Frontex a musclé sa communication et beaucoup s’y laissent prendre, y compris des ONG pour qui les États sont légitimes à protéger leurs frontières, y compris les députés européens qui votent les propositions de la Commission européenne sur Frontex sans bien savoir ce qu’elles recouvrent, le Conseil des ministres gardant la main. « Frontex repose sur le mythe de l’invasion migratoire ! » alerte Marie Martin. Et sauf Frontexit, qui a publié un fascicule titré L’Europe est en guerre contre un ennemi qu’elle s’invente et qui réclame la suppression de Frontex, peu remettent en cause l’existence d’une agence qui porte dans ses objectifs des entraves au droit de quitter tout pays, y compris le sien, et au droit d’asile (4).

Frontex est le bras armé de la politique migratoire de l’Union. Ses 1 700 agents sont pour une part des administratifs, au siège à Varsovie, et des garde-côtes et des garde-frontières qui portent le même brassard bleu clair mais sont dépêchés par les États membres, certains pour des temps longs, d’autres pour des opérations spéciales : ce sont les Rabit – rapid border intervention teams. Frontex s’appuie sur des « analyses de risques » qu’elle produit et qui servent à décréter une « crise migratoire » ou à justifier des « hot spots » comme en Grèce et en Italie, mais sans que les parlementaires européens ne puissent en vérifier la teneur. L’agence répertorie les migrants présents dans des centres d’enfermement sans veiller à les informer sur leurs droits ni à protéger leurs données personnelles. Frontex administre ainsi un certain nombre de fichiers avec les systèmes de surveillance Eurosur, Europol, et Etias pour faire de « l’intelligence gathering » : du renseignement.

D’où l’opacité de son fonctionnement. Sur l’opération Themis, par exemple. « On ne trouve aucun texte officiel relatif à Themis, aucun débat au Parlement européen, aucun résumé d’une réunion fortuite de chefs d’État », écrit Karine Parrot.Les accords de travail conclus par Frontex avec des États non européens « ne font l’objet d’aucun contrôle a priori par le Parlement européen (informé après adoption), signale Frontexit. Ce dernier ne dispose, pour le moment, d’aucune prérogative pour les approuver au préalable ou pour contrôler leur mise en œuvre ».

La juriste Claire Rodier, membre du Gisti, appelle Frontex « la grande muette ». « On dit aussi “la grande pleureuse” » ajoute Marie Martin devant les demandes gloutonnes d’augmentation budgétaire de l’agence. Son budget annuel qui était de 97 millions d’euros en 2014, a atteint 320 millions en 2018. Pour la période 2021-2027, il pourrait grimper à 1,5 milliard par an en moyenne. Et ses contingents d’agents devraient passer à 10 000 en 2020, d’après les annonces de Jean-Claude Juncker, président de la Commission européenne, le 12 septembre 2018.

Un non-sujet électoral

Pendant longtemps, l’agence civile a observé un fonctionnement militaire avec un général à sa tête. Aujourd’hui, elle est dirigée par Fabrice Leggeri, connu pour avoir sous-entendu qu’il y aurait des collusions entre les ONG de sauvetage et les passeurs (voir Politis n° 1532). Le conseil d’administration de Frontex « est composé de représentants des responsables des autorités de gestion des frontières des 26 États membres de l’UE liés par les dispositions sur l’espace Schengen, ainsi que de deux membres de la Commission européenne », détaille son site officiel.

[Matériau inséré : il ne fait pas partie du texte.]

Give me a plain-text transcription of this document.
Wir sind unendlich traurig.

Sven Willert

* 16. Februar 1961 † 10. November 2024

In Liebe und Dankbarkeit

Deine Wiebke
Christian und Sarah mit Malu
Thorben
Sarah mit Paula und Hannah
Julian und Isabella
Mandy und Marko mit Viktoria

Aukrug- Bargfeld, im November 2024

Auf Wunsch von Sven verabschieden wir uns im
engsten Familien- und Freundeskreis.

Pour son équipement et son pôle recherche et développement – hélicoptères, bateaux, mais aussi drones, chiens robots, portiques, lecteurs de badges, caméras de surveillance… –, Frontex « réunit des experts en contrôle des frontières et des acteurs de la recherche et de l’industrie ». « Sur 39 projets liés à la protection des frontières européennes, Thales et ses filiales participent à 18, le géant italien de l’armement Finmeccanica à 16 et les entités du groupe Airbus à 10 », recensait ainsi Libération en 2015 (5). La nature, la fonction et les objectifs de Frontex feront-ils l’objet de débats pendant la campagne des élections européennes ? « Frontex n’est pas plus un sujet que la police aux frontières, lâche Marie Martin_. Et il n’y a pas d’intérêt électoral à aborder le sujet. »_ Sauf par le biais de son coût, peut-être.

(1) Migreurop se définit comme un « réseau européen et africain de militants et de chercheurs dont l’objectif est de […] lutter contre la généralisation de l’enfermement des étrangers et la multiplication des camps […] ».

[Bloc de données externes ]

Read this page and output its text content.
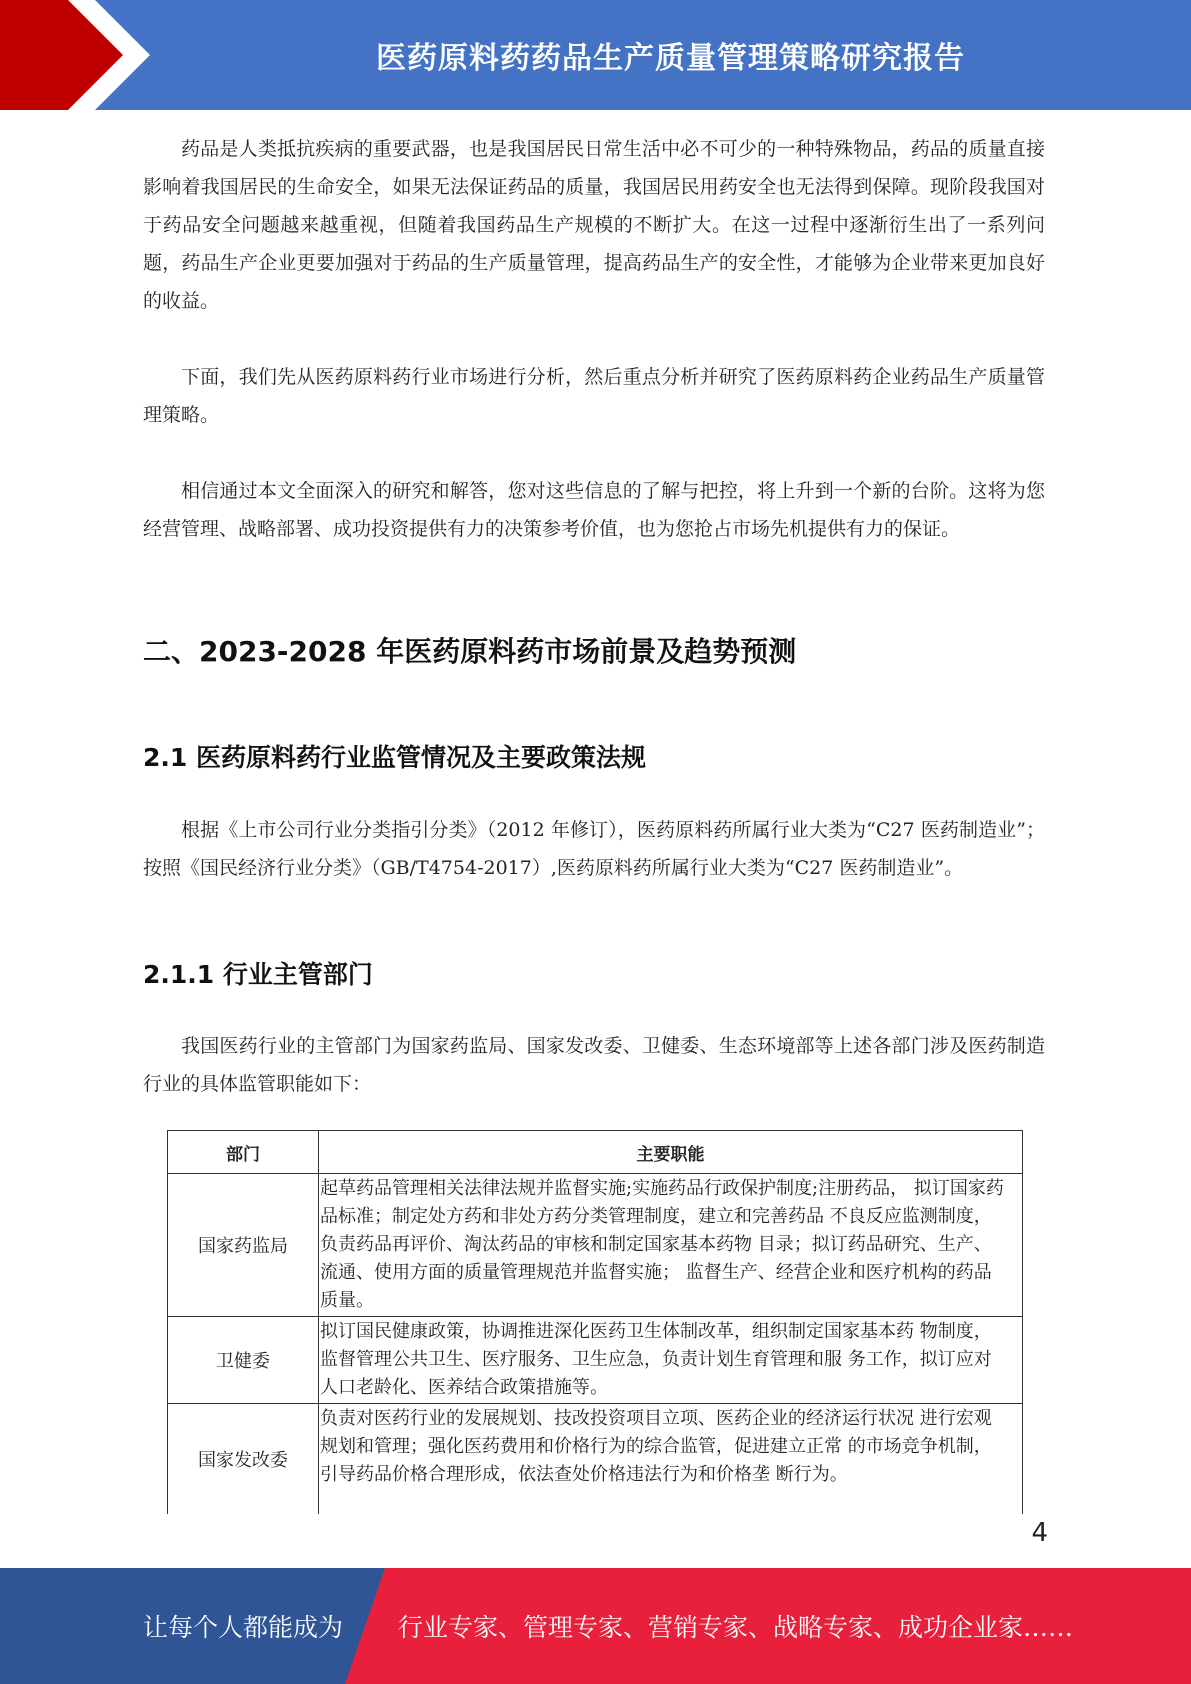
医药原料药药品生产质量管理策略研究报告

药品是人类抵抗疾病的重要武器，也是我国居民日常生活中必不可少的一种特殊物品，药品的质量直接影响着我国居民的生命安全，如果无法保证药品的质量，我国居民用药安全也无法得到保障。现阶段我国对于药品安全问题越来越重视，但随着我国药品生产规模的不断扩大。在这一过程中逐渐衍生出了一系列问题，药品生产企业更要加强对于药品的生产质量管理，提高药品生产的安全性，才能够为企业带来更加良好的收益。

下面，我们先从医药原料药行业市场进行分析，然后重点分析并研究了医药原料药企业药品生产质量管理策略。

相信通过本文全面深入的研究和解答，您对这些信息的了解与把控，将上升到一个新的台阶。这将为您经营管理、战略部署、成功投资提供有力的决策参考价值，也为您抢占市场先机提供有力的保证。

二、2023-2028 年医药原料药市场前景及趋势预测
2.1 医药原料药行业监管情况及主要政策法规

根据《上市公司行业分类指引分类》（2012 年修订），医药原料药所属行业大类为“C27 医药制造业”；按照《国民经济行业分类》（GB/T4754-2017）,医药原料药所属行业大类为“C27 医药制造业”。

2.1.1 行业主管部门

我国医药行业的主管部门为国家药监局、国家发改委、卫健委、生态环境部等上述各部门涉及医药制造行业的具体监管职能如下：

部门	主要职能
国家药监局	起草药品管理相关法律法规并监督实施;实施药品行政保护制度;注册药品， 拟订国家药品标准；制定处方药和非处方药分类管理制度，建立和完善药品 不良反应监测制度，负责药品再评价、淘汰药品的审核和制定国家基本药物 目录；拟订药品研究、生产、流通、使用方面的质量管理规范并监督实施； 监督生产、经营企业和医疗机构的药品质量。
卫健委	拟订国民健康政策，协调推进深化医药卫生体制改革，组织制定国家基本药 物制度，监督管理公共卫生、医疗服务、卫生应急，负责计划生育管理和服 务工作，拟订应对人口老龄化、医养结合政策措施等。
国家发改委	负责对医药行业的发展规划、技改投资项目立项、医药企业的经济运行状况 进行宏观规划和管理；强化医药费用和价格行为的综合监管，促进建立正常 的市场竞争机制，引导药品价格合理形成，依法查处价格违法行为和价格垄 断行为。
4
让每个人都能成为 行业专家、管理专家、营销专家、战略专家、成功企业家……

(2) Carte blanche. L’État contre les étrangers, Karine Parrot, La Fabrique, 2019.

(3) Watch the Med est un réseau de chercheurs qui documentent les naufrages en Méditerranée, les morts et les violations des droits, à travers notamment les messages envoyés par les migrants, leurs familles, des marins, etc.

(4) Article 13 de la Déclaration universelle des droits de l’Homme ; article 12 du Pacte international relatif aux droits civils et politiques ; convention de Genève sur les réfugiés ; article 18 de la Charte des droits fondamentaux de l’UE.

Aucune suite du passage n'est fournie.